The Gates of Creation by Philip Jose Farmer. Chapter 1, 2, 3, 4

However, Urizen wanted him to come after him and so should not make it too difficult or impossible for him to do so.

Lords must eat. Wolff had a light breakfast served by a talos, one of the half-protein robots, looking like knights in armor, of which he had over a thousand. Then he shaved and showered in a room carved out of a single emerald. Afterwards, he clothed himself. He wore cor­duroy shoes, tight-fitting corduroy trousers, a corduroy short-sleeved shirt, open at the neck but with a collar that curved up in back, a broad belt of mammoth leather, and a golden chain around his neck. From the chain hung a red jade image of Shambarimen, given to him by the great artist and artificer of the Lords, when he, Wolff, had been a boy of ten. The red of the jade was the only bright color of his garments, the rest being a thrush-brown. When in the castle, he dressed simply or not at all. Only during the rare occasions when he went down to the lower levels for state ceremonies did he dress in the magnificent robes and complex hat of a Lord. In most of his descents, he went incognito, clad in the garments or nongarments of the local natives.
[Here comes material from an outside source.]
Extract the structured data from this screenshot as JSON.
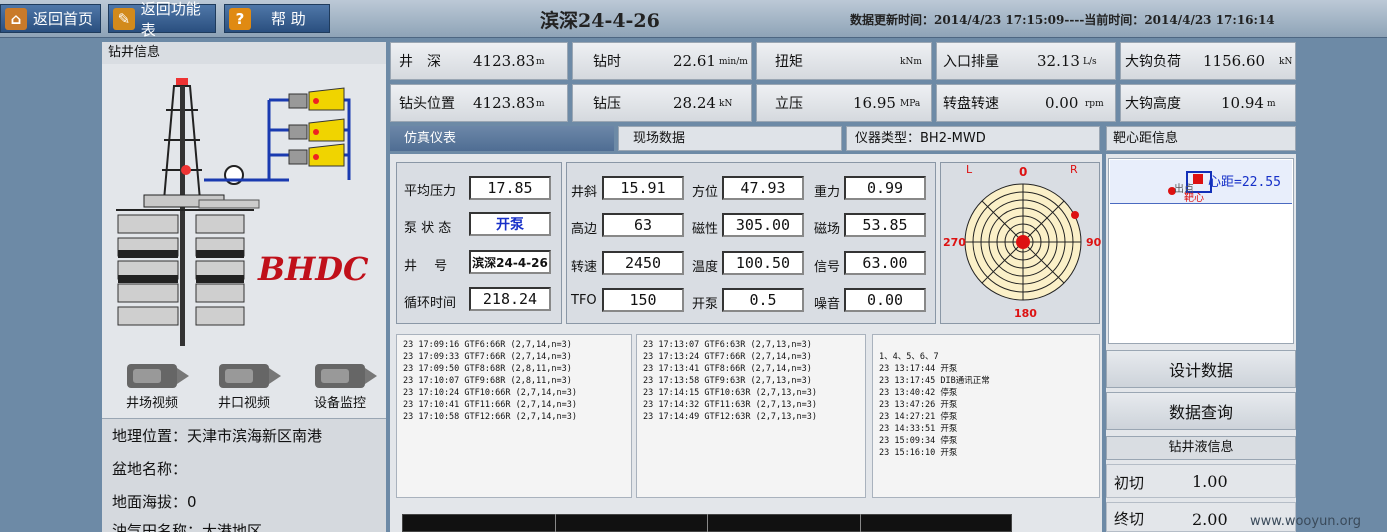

He left the walls of the castle to go out onto one of the hundreds of great balcony-gardens. There was an Eye sitting in a tree, a raven large as a bald eagle. He was one of the few survivors of the on­slaught on the castle when Wolff had taken this world back from Ar-woor. Now that Arwoor was dead, the ravens had transferred their loyalty to Wolff.

Wolff told the raven that he was to fly out and look for Kickaha. He would inform other Eyes of the Lord of his mission and also tell the eagles of Podarge. They must inform Kickaha that he was wanted at once. If Kickaha did get their message and came to the castle, only to find Wolff gone, he was to remain there as Lord pro tem. If, after a reasonable interval, Wolff did not return, Kickaha could then do whatever he wanted.

He knew that Kickaha would come after him and that it was no use forbidding him to do so.

The raven flew off, happy to have a mission. Wolff went back into the castle. The viewers were still searching, without success, for Kickaha. But the gate-finders, needing only microseconds to scan and identify, had gone through all the universes and were already on their sixth sweep. He allowed them to continue on the chance that some gates might be intermittent and the search scan and gate on-state had not coincided. The results of the first five searches were on paper, printed in the classical ideographs of the ancient language.

There were thirty-five new universes. Of these, only one had a sin­gle gate.

Wolff had the spectral image of this placed upon a screen. It was a six-pointed star with the center red instead of white as he had seen it. Red for danger.

As plainly as if Urizen had told him, he knew that this was the gate to Urizen’s world. Here I am. Come and get me-if you dare.

He visualized his father’s face, the handsome falcon features with large eyes like wet black diamonds. Lords were ageless, their bodies held in the physiological grip of the first twenty-five years of life. But emotions were stronger even than the science of the Lords-working with their ally, time, they slashed away at the rocks of flesh. And the last time he had seen his father, he had seen the lines of hate. God alone knew how deep they were now, since it was evident that Urizen had not ceased to hate.

As Jadawin, Wolff had returned his father’s enmity. But he had not been like so many of his brothers and sisters in trying to kill him. Wolff had just not wanted to have anything at all to do with him. Now, he loathed him because of what he had done to innocent Chryseis. Now, he meant to slay him.

The fabrication of a gate which would match the frequency-image of the hexaculum-entrance to Urizen’s world was automatic. Even so, it took twenty-two hours for the machines to finish the device. By then, the planetary viewers had all reported in. Kickaha was not in their line of sight. This did not mean that the elusive fellow was not on the planet. He could be just outside the scope of the viewers or he could be a hundred thousand places elsewhere. The planet had even more land area than Earth, and the viewers covered only a tiny part of it. Thus, it might be a long long time before Kickaha was appre­hended.